Вэнс ничего не сказал, лишь продолжал наблюдать за Шейн, которая снова взволнованно зашагала по мастерской.
— Она воспитывала свою внучку, Энн. Бабушка любила ее. Может быть, от горя, не знаю. Моя мать была прелестным ребенком — наверху есть фотографии. Но она была вечно недовольна. Мне соседи рассказывали о ней разное, и пару раз сама бабушка. Энн ненавидела этот городок, ненавидела скромную жизнь. Она хотела стать актрисой. В семнадцать лет она забеременела.
Голос Шейн изменился, стал плоским и невыразительным. Вэнс никогда не слышал у нее такого голоса.
— Она не знала или не хотела признаваться, кто отец ребенка. Когда я родилась, она уехала, бросив меня на бабушку. Иногда приезжала на день или два, чтобы выпросить у бабушки денег. Замужем она была по меньшей мере трижды. Я видела ее в мехах. Но они не принесли ей счастья. Сейчас она все такая же красивая, недовольная эгоистка.
Шейн помолчала, посмотрела на Вэнса и продолжила:
— Моей бабушке удалось урвать от жизни лишь одно — любовь. Она прекрасно говорила по-французски, читала Шекспира и возделывала огород. И она была счастлива. Единственное, чему научила меня мать, так это тому, что вещи ничего не значат. Стоит тебе завладеть вещью, как ты сразу начинаешь охотиться за следующей, чтобы стать счастливым хотя бы на время. Ты боишься, что у кого-то будет вещь получше и счастья побольше. В какие бы игры ни играла моя мать, они лишь причиняли боль людям, которые ее любили. У меня нет ни времени, ни умений для подобных игр.
Шейн двинулась к лестнице, но Вэнс встал у нее на пути. Она подняла голову и посмотрела на него блестящими от гнева и слез глазами.

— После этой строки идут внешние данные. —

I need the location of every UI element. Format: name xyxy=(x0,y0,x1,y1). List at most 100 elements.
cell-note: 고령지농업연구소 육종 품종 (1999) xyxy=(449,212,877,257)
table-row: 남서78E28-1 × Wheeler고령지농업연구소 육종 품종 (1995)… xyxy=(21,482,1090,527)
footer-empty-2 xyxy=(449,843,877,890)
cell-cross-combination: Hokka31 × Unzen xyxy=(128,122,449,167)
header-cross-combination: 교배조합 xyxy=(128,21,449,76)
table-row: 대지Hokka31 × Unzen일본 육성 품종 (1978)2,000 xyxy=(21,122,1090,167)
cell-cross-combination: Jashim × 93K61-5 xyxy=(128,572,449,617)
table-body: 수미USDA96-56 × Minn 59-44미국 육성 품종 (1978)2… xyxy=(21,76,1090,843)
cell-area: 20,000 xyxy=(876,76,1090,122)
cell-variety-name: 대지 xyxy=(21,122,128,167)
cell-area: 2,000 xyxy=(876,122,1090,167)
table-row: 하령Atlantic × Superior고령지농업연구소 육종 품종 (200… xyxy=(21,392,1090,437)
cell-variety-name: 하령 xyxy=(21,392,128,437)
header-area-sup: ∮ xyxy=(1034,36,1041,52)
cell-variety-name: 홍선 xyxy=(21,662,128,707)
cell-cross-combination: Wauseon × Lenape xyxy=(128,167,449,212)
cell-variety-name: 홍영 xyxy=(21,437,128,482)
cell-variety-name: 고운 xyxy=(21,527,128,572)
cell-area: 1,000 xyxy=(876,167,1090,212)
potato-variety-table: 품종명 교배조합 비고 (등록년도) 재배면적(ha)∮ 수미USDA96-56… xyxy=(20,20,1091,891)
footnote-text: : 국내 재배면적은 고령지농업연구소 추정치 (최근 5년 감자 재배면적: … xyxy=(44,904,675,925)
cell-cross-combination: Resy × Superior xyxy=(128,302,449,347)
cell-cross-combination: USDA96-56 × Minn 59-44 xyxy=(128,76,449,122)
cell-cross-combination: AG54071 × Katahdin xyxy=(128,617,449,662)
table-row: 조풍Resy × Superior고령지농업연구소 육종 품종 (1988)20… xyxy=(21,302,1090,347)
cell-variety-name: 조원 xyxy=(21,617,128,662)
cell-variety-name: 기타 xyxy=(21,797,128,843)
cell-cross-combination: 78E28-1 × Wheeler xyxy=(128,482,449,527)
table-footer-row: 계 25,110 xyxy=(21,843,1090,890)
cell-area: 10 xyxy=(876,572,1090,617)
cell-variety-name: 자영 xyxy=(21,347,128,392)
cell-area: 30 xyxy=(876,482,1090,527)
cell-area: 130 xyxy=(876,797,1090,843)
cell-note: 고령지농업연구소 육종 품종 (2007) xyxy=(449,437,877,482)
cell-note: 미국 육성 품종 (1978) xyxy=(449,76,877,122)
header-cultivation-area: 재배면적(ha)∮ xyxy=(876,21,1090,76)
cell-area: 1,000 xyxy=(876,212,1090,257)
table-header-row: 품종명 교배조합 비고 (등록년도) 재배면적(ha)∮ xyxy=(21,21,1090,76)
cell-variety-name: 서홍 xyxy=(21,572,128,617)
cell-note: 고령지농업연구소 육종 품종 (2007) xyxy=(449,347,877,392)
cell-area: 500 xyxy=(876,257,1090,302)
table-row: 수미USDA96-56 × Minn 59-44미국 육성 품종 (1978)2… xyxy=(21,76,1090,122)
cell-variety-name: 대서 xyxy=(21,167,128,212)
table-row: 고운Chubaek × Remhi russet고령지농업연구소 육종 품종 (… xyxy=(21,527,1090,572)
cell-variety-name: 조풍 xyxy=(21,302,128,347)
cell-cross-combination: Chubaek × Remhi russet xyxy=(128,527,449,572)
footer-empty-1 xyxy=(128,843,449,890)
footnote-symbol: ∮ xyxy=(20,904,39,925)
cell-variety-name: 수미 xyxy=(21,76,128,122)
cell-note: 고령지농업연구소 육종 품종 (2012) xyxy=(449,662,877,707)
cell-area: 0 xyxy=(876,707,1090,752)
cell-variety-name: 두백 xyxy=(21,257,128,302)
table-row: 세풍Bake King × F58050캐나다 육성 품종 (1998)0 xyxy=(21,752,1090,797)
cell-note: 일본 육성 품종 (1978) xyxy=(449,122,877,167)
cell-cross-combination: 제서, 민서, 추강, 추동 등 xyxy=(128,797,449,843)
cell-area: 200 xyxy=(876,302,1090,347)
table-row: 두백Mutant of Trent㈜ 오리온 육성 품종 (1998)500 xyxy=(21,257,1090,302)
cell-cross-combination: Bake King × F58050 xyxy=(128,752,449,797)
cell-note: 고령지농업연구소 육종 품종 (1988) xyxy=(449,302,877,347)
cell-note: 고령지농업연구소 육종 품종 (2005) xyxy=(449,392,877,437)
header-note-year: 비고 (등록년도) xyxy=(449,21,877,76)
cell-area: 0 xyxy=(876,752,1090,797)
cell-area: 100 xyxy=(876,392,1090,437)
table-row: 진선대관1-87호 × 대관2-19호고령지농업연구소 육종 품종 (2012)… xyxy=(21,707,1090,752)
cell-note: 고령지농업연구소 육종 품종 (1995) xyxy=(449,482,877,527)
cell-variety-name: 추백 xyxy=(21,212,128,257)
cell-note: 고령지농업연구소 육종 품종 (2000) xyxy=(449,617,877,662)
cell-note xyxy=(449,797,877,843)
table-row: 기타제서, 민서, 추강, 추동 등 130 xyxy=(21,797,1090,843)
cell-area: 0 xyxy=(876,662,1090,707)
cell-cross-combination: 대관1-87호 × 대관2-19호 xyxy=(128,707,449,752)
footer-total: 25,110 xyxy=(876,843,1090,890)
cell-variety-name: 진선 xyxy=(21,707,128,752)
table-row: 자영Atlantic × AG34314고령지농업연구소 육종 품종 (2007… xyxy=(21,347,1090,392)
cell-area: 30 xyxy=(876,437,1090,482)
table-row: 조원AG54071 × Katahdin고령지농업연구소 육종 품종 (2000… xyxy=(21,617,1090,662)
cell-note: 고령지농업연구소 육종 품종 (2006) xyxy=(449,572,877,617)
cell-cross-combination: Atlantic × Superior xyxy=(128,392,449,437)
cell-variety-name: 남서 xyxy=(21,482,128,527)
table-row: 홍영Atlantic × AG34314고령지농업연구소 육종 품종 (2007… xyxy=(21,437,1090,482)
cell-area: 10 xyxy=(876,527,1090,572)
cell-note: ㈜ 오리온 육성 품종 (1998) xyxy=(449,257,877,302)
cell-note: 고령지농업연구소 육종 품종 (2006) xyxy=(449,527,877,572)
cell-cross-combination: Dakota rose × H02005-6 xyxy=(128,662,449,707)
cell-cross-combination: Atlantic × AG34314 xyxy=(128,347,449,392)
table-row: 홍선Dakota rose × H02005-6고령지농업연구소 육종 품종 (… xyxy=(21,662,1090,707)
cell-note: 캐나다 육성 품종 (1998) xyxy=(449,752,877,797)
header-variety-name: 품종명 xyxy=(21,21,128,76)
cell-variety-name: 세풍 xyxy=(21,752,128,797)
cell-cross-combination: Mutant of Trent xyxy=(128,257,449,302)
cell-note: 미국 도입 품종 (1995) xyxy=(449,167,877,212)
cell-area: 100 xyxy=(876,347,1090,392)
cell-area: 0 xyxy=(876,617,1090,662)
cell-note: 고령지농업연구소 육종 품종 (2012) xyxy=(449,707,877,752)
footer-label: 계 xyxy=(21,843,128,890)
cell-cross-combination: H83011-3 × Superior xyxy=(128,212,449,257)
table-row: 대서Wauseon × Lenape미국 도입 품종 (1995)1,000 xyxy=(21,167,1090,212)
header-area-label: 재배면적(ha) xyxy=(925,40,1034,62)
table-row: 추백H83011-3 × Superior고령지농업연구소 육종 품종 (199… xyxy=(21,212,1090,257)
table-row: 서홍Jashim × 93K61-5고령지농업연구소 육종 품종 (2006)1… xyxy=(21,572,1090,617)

— Вам надо было послать меня к черту, — тихо проговорил он.
Шейн судорожно сглотнула.
— Идите к черту. — Она сделала попытку протиснуться мимо него.
Вэнс взял ее за плечи, крепко держа на расстоянии вытянутых рук, и спросил:
— Вы сердитесь на меня или на себя, потому что рассказали мне то, что меня не касается?
Шейн глубоко вздохнула, глаза у нее теперь были сухими.
— Я сержусь, потому что вы циник, а я никогда не понимала циников.
— Не более чем я идеалистов.
— Я не идеалистка, — возразила она. — Я просто не сразу соображаю, если меня используют. — Ей вдруг стало спокойно и грустно. — Я думаю, что вы теряете больше от своего недоверия, чем рискуете, доверяя.
— А что, если доверие окажется обманутым?
— Что ж, тогда надо забыть и двигаться дальше, — просто ответила Шейн. — Вы становитесь жертвой, только если решаете ею быть.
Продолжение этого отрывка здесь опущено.